Я отвечаю за все - Юрий Герман
Шрифт:
Интервал:
Закладка:
Устименко же счастье к тушенке не приравнивал, а забрал эту строчку себе. И она ему помогала. Да и какое такое счастье? Обошло оно его, как и другое многое обошло: вот не понимает же он музыку, слеп к живописи, не умеет восхищаться «серебристым светом луны», не различает оттенки мерцающих темной ночью звезд!
В первое время после переезда в Унчанск, бывало, ходили вдвоем в театр или в кино. В театре Владимир Афанасьевич обычно сидел с отсутствующим лицом, ему не было ровно никакого дела до рвущихся в Москву сестер, которые еще и говорили почему-то кислыми голосами, как вообще не было дела ни до чего, происходящего на театральной сцене. И он или думал свои бесконечные думы, или дремал. Дремал он и в кино, даже под треск фашистских автоматов и победные клики чистеньких и выбритых советских солдат.

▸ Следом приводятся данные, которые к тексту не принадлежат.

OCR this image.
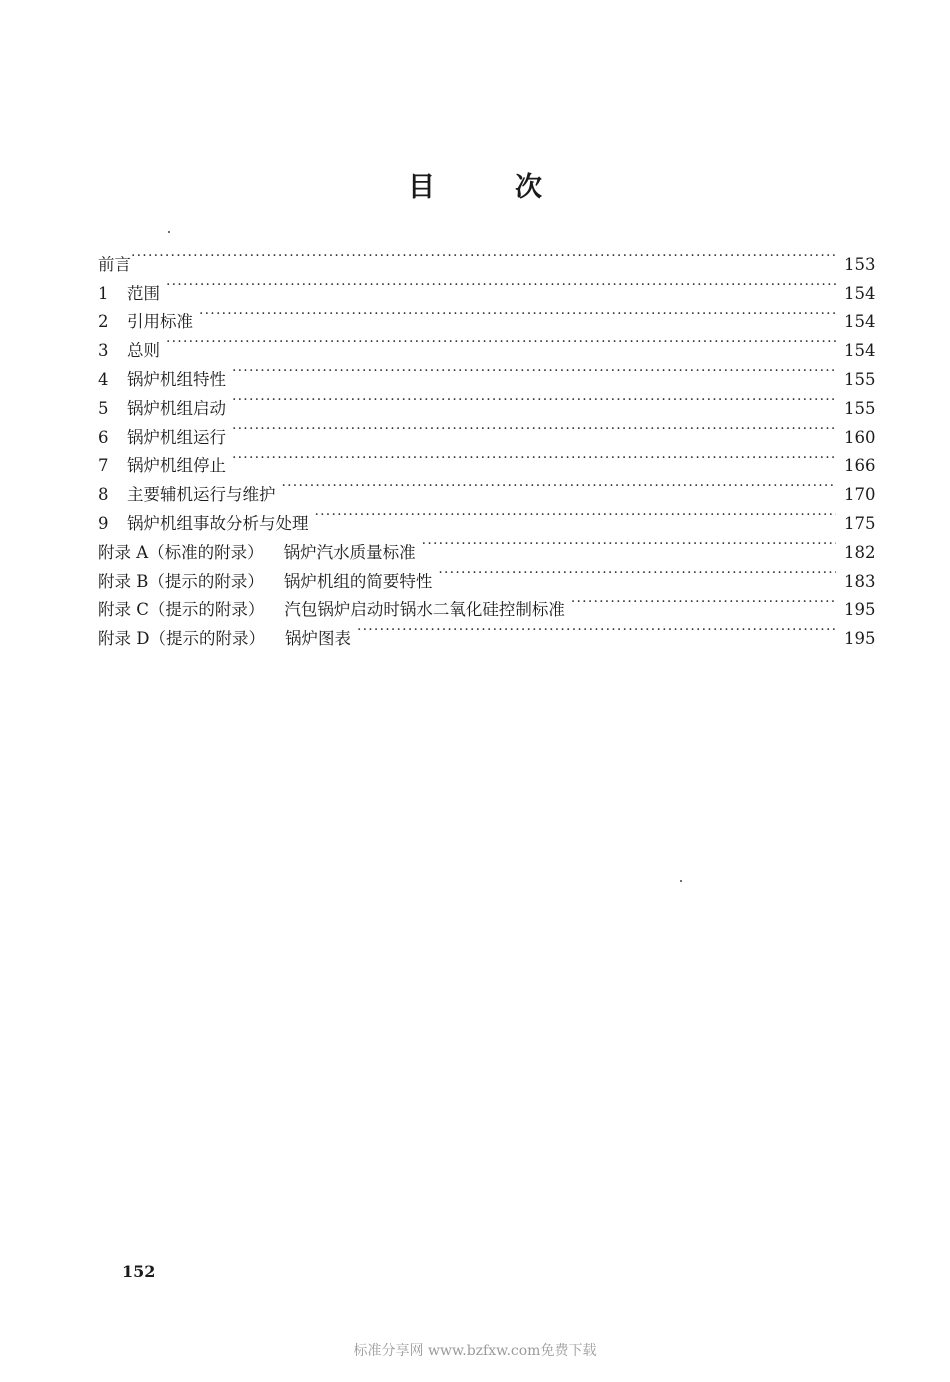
目	次
前言 ·····	153
1	范围 ·····	154
2	引用标准 ·····	154
3	总则 ·····	154
4	锅炉机组特性 ·····	155
5	锅炉机组启动 ·····	155
6	锅炉机组运行 ·····	160
7	锅炉机组停止 ·····	166
8	主要辅机运行与维护 ·····	170
9	锅炉机组事故分析与处理 ·····	175
附录 A（标准的附录） 锅炉汽水质量标准 ·····	182
附录 B（提示的附录） 锅炉机组的简要特性 ·····	183
附录 C（提示的附录） 汽包锅炉启动时锅水二氧化硅控制标准 ·····	195
附录 D（提示的附录） 锅炉图表 ·····	195
152
标准分享网 www.bzfxw.com免费下载
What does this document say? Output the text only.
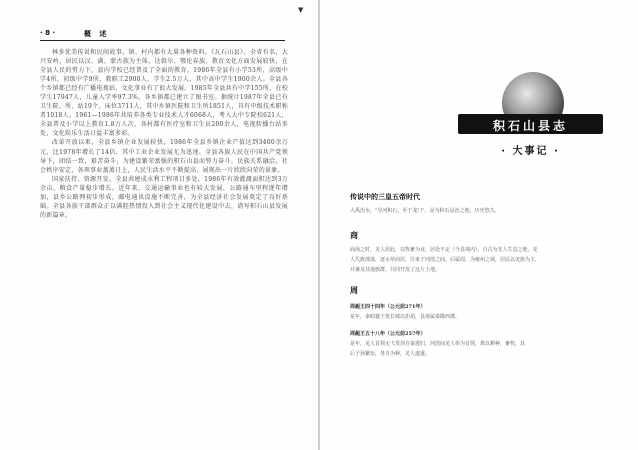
· 8 ·	概 述

林多优美传说和民间故事，镇、村内都有大量各种资料。《瓦石山县》，全省有名，大兴安岭，居民以汉、满、蒙古族为主体，达斡尔、鄂伦春族，教育文化方面发展较快，在全县人民的努力下，县内学校已经普及了全面的教育。1986年全县有小学53所，高级中学4所，初级中学9所，教职工2900人，学生2.5万人，其中高中学生1900余人。全县各个乡镇都已经有广播电视站，文化事业有了很大发展。1985年全县共有中学155所，在校学生17947人，儿童入学率97.3%，各乡镇都已建立了图书室。据统计1987年全县已有卫生院、所、站19个，床位3711人，其中乡镇医院和卫生所1851人，具有中级技术职称者1018人。1961—1986年共培养各类专业技术人才6068人，考入大中专院校621人，全县普及小学以上教育1.8万人次，各村都有医疗室和卫生员200余人，电视转播台站多处，文化娱乐生活日益丰富多彩。

改革开放以来，全县乡镇企业发展较快，1986年全县乡镇企业产值达到3400余万元，比1978年增长了14倍，其中工业企业发展尤为迅速。全县各族人民在中国共产党领导下，团结一致，艰苦奋斗，为建设繁荣富强的积石山县而努力奋斗。民族关系融洽，社会秩序安定，各项事业蒸蒸日上，人民生活水平不断提高，展现出一片欣欣向荣的景象。

国家扶持，资源开发，全县共建成水利工程项目多处，1986年有效灌溉面积达到3万余亩，粮食产量稳步增长。近年来，交通运输事业也有较大发展，公路通车里程逐年增加，县乡公路网初步形成，邮电通讯设施不断完善，为全县经济社会发展奠定了良好基础。全县各族干部群众正以满腔热情投入到社会主义现代化建设中去，谱写积石山县发展的新篇章。

▼
积石山县志
· 大事记 ·
传说中的三皇五帝时代
大禹治水，"导河积石，至于龙门"。是为积石县治之地，历史悠久。
商
商汤之时，羌人居此，以牧畜为业，居处不定（今县境内）。自古为羌人生息之地，羌
人氏族部落，逐水草而居，往来于河湟之间。后属周，为雍州之域，居民以羌族为主，
并兼及其他族群，共同开发了这片土地。
周
周赧王四十四年（公元前271年）
是年，秦昭襄王筑长城以拒胡，县境属秦陇西郡。
周赧王五十八年（公元前257年）
是年，羌人首领无弋爰剑自秦逃归，河湟间羌人奉为首领，教以耕种，畜牧，其
后子孙繁衍，各自为种，羌人遂盛。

Все это Веру Николаевну до крайности раздражало. Более же всего сердилась она на то, казалось бы, частное обстоятельство, что он спит и «не стесняется».
— Ну и что же? — вяло оправдывался он. — Устаем, не я один…
— Нет, ты, ты один, и еще с каким-то вызовом! — возмущалась Вера. — Боже, какая тоска!
— Потому и сплю, что тоска!
— Но я же совсем о другом.
— А я — об этом.
— О чем — об этом?
Опять они не понимали друг друга. Совершенно не понимали.
Однажды она деловито предложила:
— Давай, Володечка, разойдемся. Ведь ничего же не получается. Каждому ясно!
Разумеется, это было каждому ясно, и ему в том числе.
Достаточно ему было видеть ее взгляд на себе, на своем потертом морском кителе, на своих вдруг укоротившихся рукавах. Взгляд иронический и немножко жалостливый. Взгляд даже сочувствующий, но и усталый, утомленный. Конечно, не таким он ей виделся, когда представляла она себе, как профессор Устименко будет открывать конгресс хирургов в Париже. Вот тебе и Париж!
— Мы только портим друг другу жизнь, — сказала она. — И тебе трудно, и мне тоскливо.
— У нас же Наталья, — угрюмо ответил Устименко.
— Больно она тебе нужна!
Вера усмехнулась. Чему?
— Нужна! — произнес он твердо. — Именно Наталья мне нужна.
Вера все еще улыбалась долгой и усталой улыбкой. Что она хотела сказать, вот эдак улыбаясь ему в лицо? Пожалуй, он догадывался, но не хотел догадаться до конца. Или догадывался до конца, но не хотел об этом думать. Девочка говорила ему «папа» и крепко прижималась к его потертому кителю, когда он брал ее на руки. Засыпая, она держала отца за палец, а испугавшись во сне, непременно звала его. Иногда она заставляла его вместе с ней есть кашу: одну ложку он, другую — она. Чего же еще нужно одинокому мужику?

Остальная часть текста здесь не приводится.